O investimento em saúde mental de atletas traz benefícios para todo o sistema socioeconômico, segundo Luciana Angelo, psicóloga da Confederação Brasileira de Futebol. “Temos que falar sobre o contexto esportivo e falar que ambiente esportivo é ambiente de trabalho, portanto doenças esportivas são doenças de trabalho”, afirmou a profissional, que participou por meio de videoconferência direto de Montreal/Canadá, onde acompanha a preparação da seleção brasileira feminina que vai disputar dois amistosos nos próximos dias.
O deputado Luiz Lima perguntou a Rodrigo Acioli Moura, conselheiro do Conselho Federal de Psicologia, por que campeões se tornam tão frágeis. “Muitos são a expectativa da família, sofrem pressão desde cedo. O atleta é colocado como super-herói, mas é um ser humano como qualquer outro. Tem que ser feito trabalho de educação, de formação”, respondeu o conselheiro.
Em muitos casos, a construção da identidade do atleta de alto rendimento está pautada na sua ação e, a partir do momento em que ele deixa de fazer, ele deixa de ser. “Quando ele se aposenta, é a sensação de morte. Precisamos falar da aposentadoria, para que ele não tenha essa sensação de desintegração”, disse o Dr. João Ricardo Lebert Cozac, da Associação Paulista da Psicologia do Esporte e do Exercício Físico, que relatou um aumento de 61,86% nos últimos dez anos no encaminhamento de atletas atendidos em seu consultório para acompanhamento psiquiátrico. Entre os problemas enfrentados estão: depressão, isolamento social, irritabilidade, baixa autoestima, ansiedade, dificuldade na tomada de decisões, dificuldades na capacidade de concentração, problemas de sono, abuso de substâncias, procrastinação e auto sabotagem. “Há ainda prejuízo nos relacionamentos afetivos, lacunas emocionais, tem que haver campanhas para dizer isso aos atletas”, disse o especialista em psicologia do esporte.

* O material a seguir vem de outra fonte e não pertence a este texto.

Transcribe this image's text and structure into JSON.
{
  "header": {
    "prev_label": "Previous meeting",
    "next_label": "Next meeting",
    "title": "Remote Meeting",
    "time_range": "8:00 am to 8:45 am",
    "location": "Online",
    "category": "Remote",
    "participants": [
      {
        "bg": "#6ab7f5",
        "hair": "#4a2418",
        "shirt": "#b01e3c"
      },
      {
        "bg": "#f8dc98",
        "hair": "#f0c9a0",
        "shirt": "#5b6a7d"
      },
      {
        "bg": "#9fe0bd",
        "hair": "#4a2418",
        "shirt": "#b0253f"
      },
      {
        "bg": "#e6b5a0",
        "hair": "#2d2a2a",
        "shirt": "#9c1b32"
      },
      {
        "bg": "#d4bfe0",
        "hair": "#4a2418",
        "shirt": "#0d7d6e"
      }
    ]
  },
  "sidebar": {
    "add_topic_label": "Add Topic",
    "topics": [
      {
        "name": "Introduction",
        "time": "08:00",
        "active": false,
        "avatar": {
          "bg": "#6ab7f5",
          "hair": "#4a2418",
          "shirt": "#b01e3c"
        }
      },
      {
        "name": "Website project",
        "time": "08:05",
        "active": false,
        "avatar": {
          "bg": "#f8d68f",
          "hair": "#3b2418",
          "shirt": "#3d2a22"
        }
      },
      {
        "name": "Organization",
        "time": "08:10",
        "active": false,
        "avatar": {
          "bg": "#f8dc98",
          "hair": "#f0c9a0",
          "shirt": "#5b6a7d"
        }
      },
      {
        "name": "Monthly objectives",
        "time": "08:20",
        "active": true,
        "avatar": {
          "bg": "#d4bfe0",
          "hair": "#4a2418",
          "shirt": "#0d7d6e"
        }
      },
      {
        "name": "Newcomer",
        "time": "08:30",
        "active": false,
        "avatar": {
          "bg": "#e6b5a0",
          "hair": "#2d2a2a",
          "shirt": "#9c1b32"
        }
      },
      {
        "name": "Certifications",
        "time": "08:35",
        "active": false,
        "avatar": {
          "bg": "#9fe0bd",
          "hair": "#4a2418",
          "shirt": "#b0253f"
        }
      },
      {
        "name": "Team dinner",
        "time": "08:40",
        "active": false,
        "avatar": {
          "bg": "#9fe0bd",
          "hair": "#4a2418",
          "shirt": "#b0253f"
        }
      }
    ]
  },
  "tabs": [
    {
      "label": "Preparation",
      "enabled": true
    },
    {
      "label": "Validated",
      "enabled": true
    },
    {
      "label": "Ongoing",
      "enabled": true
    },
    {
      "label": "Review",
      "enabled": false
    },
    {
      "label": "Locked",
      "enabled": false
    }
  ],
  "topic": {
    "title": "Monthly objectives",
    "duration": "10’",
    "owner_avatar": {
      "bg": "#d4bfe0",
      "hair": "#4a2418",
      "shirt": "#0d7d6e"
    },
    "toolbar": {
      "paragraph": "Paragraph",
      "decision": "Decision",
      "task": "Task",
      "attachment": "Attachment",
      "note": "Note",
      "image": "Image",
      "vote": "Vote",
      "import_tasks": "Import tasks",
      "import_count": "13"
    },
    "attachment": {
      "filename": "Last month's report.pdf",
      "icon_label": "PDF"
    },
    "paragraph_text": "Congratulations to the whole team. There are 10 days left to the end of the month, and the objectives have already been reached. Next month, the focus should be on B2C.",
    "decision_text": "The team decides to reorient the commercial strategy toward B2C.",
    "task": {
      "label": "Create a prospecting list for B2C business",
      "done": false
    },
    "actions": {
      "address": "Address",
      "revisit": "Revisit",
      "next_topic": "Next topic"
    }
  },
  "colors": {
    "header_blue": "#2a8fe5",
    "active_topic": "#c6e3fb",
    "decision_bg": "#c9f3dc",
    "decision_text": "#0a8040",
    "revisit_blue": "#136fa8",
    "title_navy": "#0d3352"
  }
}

“Política de saúde mental voltou a ocupar um lugar de destaque na política de saúde brasileira, com a ampliação da rede de atenção psicossocial”, disse Ian Jacques de Souza, assessor técnico do Departamento de Saúde Mental do Ministério. Ele informou que, no âmbito do Ministério da Saúde, não há um programa específico para atletas e defendeu o fortalecimento do Sistema Único de Saúde –SUS para melhor atendimento.
Ao encerrar a audiência, o presidente Luiz Lima destacou que o campeão olímpico Joaquim Cruz (Atletismo), que estava acompanhando a transmissão da audiência pela internet, direto de San Diego, nos Estados Unidos, mandou mensagem dizendo que havia completado há três dias 8 horas de treinamento em Primeiros Socorros sobre Saúde Mental. “Este é um desafio de todos os atletas, treinadores e gerentes do esporte do mundo todo, inclusive aqui nos Estados Unidos. Todos os funcionários do Comitê Olímpico e Paralímpico norte americano tem que fazer um curso de 8 horas sobre Primeiros Socorros sobre Saúde Mental”. O medalhista olímpico nos 800 metros em Los Angeles (1984) mandou ainda um relato pessoal: “Tive e superei vários desafios físicos nos 22 anos de carreira, mas nenhum deles foi maior e mais difícil de superar do que a preparação da mente antes das competições”.